Though clawback provisions are now a standard part of many incentive agreements throughout the country, the Amherst Industrial Development Agency has decided they’re not for them. By a 3-2 vote last week, the board of the IDA in the Buffalo suburb of Amherst defeated a motion that would have made clawback provisions standard in all future incentive agreements. They voted down the proposal even though it would not have made clawbacks mandatory; it would have only inserted language into new agreements allowing – as opposed to requiring – the Amherst IDA to recapture subsidies if companies fail to meet their job promises. According to the Buffalo News, the IDA board member who put forth the proposal saw clawbacks as a “tool” the Agency could choose to use – or seemingly ignore – at its discretion.
Clawbacks need to be enforced to be of any use, but the Amherst IDA board vote shows disapproval for even their consideration.

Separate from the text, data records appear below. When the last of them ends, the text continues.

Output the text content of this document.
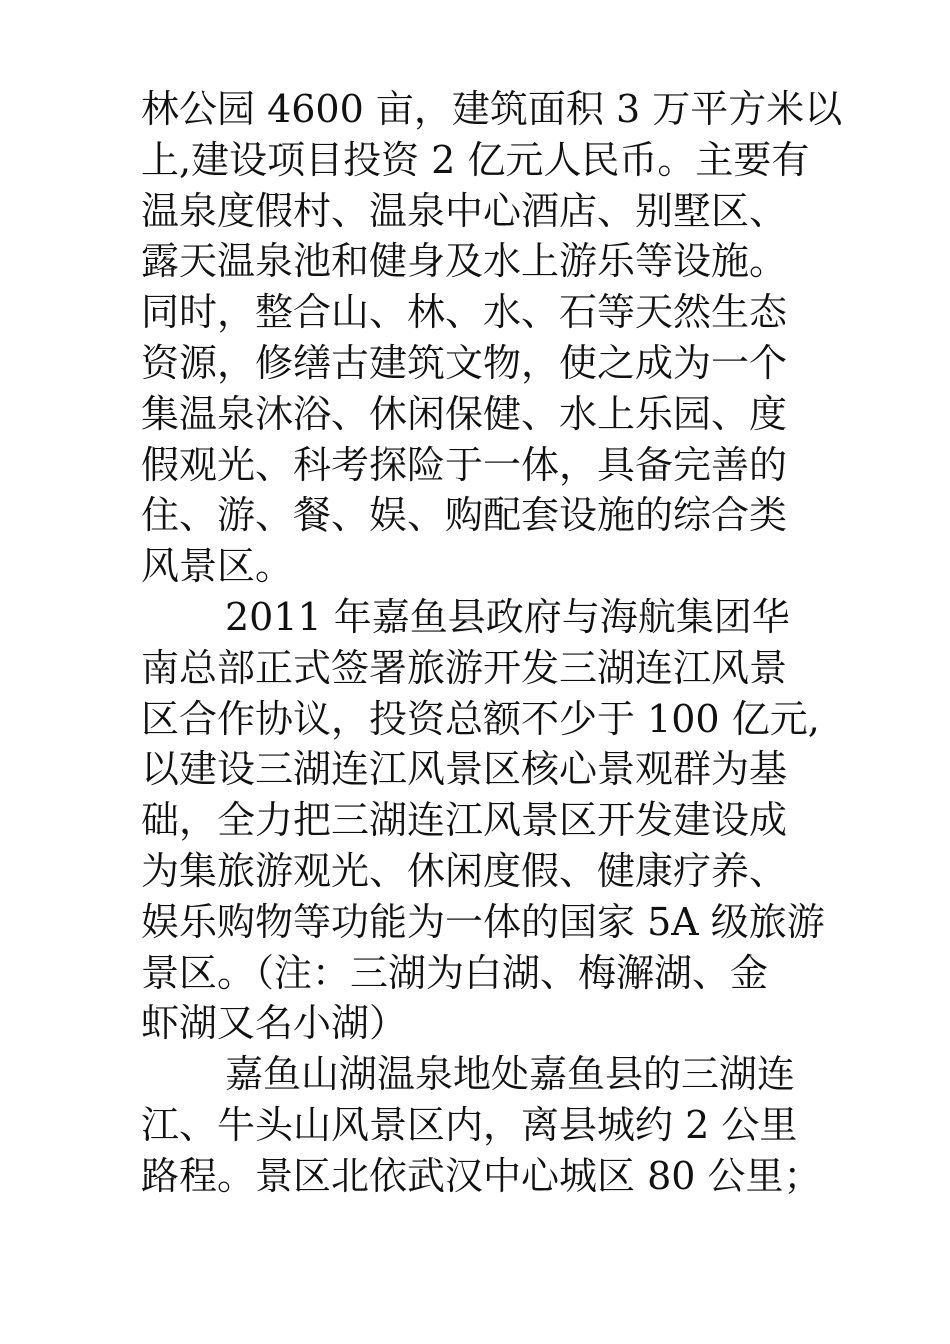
林公园 4600 亩，建筑面积 3 万平方米以
上,建设项目投资 2 亿元人民币。主要有
温泉度假村、温泉中心酒店、别墅区、
露天温泉池和健身及水上游乐等设施。
同时，整合山、林、水、石等天然生态
资源，修缮古建筑文物，使之成为一个
集温泉沐浴、休闲保健、水上乐园、度
假观光、科考探险于一体，具备完善的
住、游、餐、娱、购配套设施的综合类
风景区。
2011 年嘉鱼县政府与海航集团华
南总部正式签署旅游开发三湖连江风景
区合作协议，投资总额不少于 100 亿元,
以建设三湖连江风景区核心景观群为基
础，全力把三湖连江风景区开发建设成
为集旅游观光、休闲度假、健康疗养、
娱乐购物等功能为一体的国家 5A 级旅游
景区。（注：三湖为白湖、梅澥湖、金
虾湖又名小湖）
嘉鱼山湖温泉地处嘉鱼县的三湖连
江、牛头山风景区内，离县城约 2 公里
路程。景区北依武汉中心城区 80 公里；
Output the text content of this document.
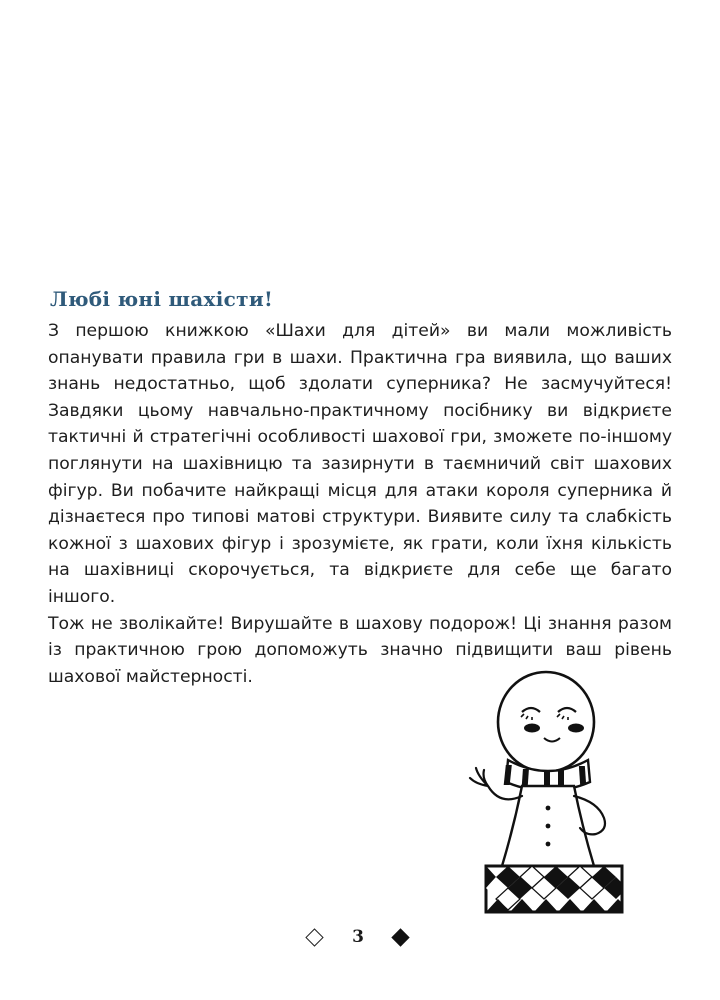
Любі юні шахісти!

З першою книжкою «Шахи для дітей» ви мали можливість опанувати правила гри в шахи. Практична гра виявила, що ваших знань недостатньо, щоб здолати суперника? Не засмучуйтеся! Завдяки цьому навчально-практичному посібнику ви відкриєте тактичні й стратегічні особливості шахової гри, зможете по-іншому поглянути на шахівницю та зазирнути в таємничий світ шахових фігур. Ви побачите найкращі місця для атаки короля суперника й дізнаєтеся про типові матові структури. Виявите силу та слабкість кожної з шахових фігур і зрозумієте, як грати, коли їхня кількість на шахівниці скорочується, та відкриєте для себе ще багато іншого.

Тож не зволікайте! Вирушайте в шахову подорож! Ці знання разом із практичною грою допоможуть значно підвищити ваш рівень шахової майстерності.

3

While the executive director of the Amherst IDA expressed a general opposition to clawbacks, other members of the board said they couldn’t pass the proposal due to a recent memorandum of understanding among Erie County’s six IDAs, in which they agreed not to unilaterally change their policies without a consensus.
In our report Sprawling by the Lake, we found that IDA incentives in the Buffalo region had a suburban bias, and the hyperactivity of the Amherst IDA was a major reason for this. In the report we recommend consolidation of the county’s IDAs so that investment in the region may be directed where it is most needed. We also recommend other policy options in support of a statewide IDA reform campaign lead by New York Jobs with Justice.

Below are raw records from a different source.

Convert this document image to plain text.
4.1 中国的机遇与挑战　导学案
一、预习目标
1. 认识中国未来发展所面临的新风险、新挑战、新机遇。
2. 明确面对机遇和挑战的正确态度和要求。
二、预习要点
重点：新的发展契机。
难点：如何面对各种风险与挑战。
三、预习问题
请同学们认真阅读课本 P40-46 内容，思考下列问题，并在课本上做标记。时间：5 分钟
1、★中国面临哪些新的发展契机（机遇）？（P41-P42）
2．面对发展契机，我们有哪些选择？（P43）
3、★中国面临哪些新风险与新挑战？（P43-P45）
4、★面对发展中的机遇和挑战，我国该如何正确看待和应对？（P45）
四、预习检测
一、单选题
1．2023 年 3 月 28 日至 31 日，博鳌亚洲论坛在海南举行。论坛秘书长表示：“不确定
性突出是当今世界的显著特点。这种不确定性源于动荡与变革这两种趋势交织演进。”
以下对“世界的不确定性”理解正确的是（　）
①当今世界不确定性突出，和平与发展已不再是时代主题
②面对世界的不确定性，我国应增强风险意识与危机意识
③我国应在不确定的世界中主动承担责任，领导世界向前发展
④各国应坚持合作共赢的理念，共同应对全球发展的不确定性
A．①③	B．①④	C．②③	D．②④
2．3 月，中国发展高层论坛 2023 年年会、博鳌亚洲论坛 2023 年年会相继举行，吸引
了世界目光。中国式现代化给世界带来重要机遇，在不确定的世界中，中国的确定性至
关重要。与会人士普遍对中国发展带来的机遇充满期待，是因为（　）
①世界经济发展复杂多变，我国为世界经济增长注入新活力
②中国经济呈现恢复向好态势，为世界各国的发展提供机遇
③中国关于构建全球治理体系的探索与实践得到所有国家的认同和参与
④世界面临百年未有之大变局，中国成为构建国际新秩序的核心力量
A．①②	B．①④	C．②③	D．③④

Statewide IDA reform, as well as the ways in which economic development subsidies undermine older urban areas across the country, are both topics that will be covered at the upcoming Good Jobs First conference, May 7-8.
April 24, 2008 at 10:59 am |
The board of the Amherst IDA is not in opposition to clawbacks if adequate criteria can be developed and agreed upon in determining when and if such a mechanism would be imposed. The literature regarding clawbacks indicate that most organizations that have such stipulations rarely enforce them due to various circumstances beyond the control of the firm that has received benefits. The resolution proposed by one of our board members called for putting a clause in our documents giving the Agency the right to impose a clawback without developing criteria. When asked if the resolution could be amended to send it to a county-wide IDA Council for further discussion, the originator of the resolution refused to amend it and it therefore was defeated. If the IDAs of Erie County consent to including clawback language in their documents it will be included with clear, unambiguous criteria as to when and under what circumstances such a mechanism would be triggered.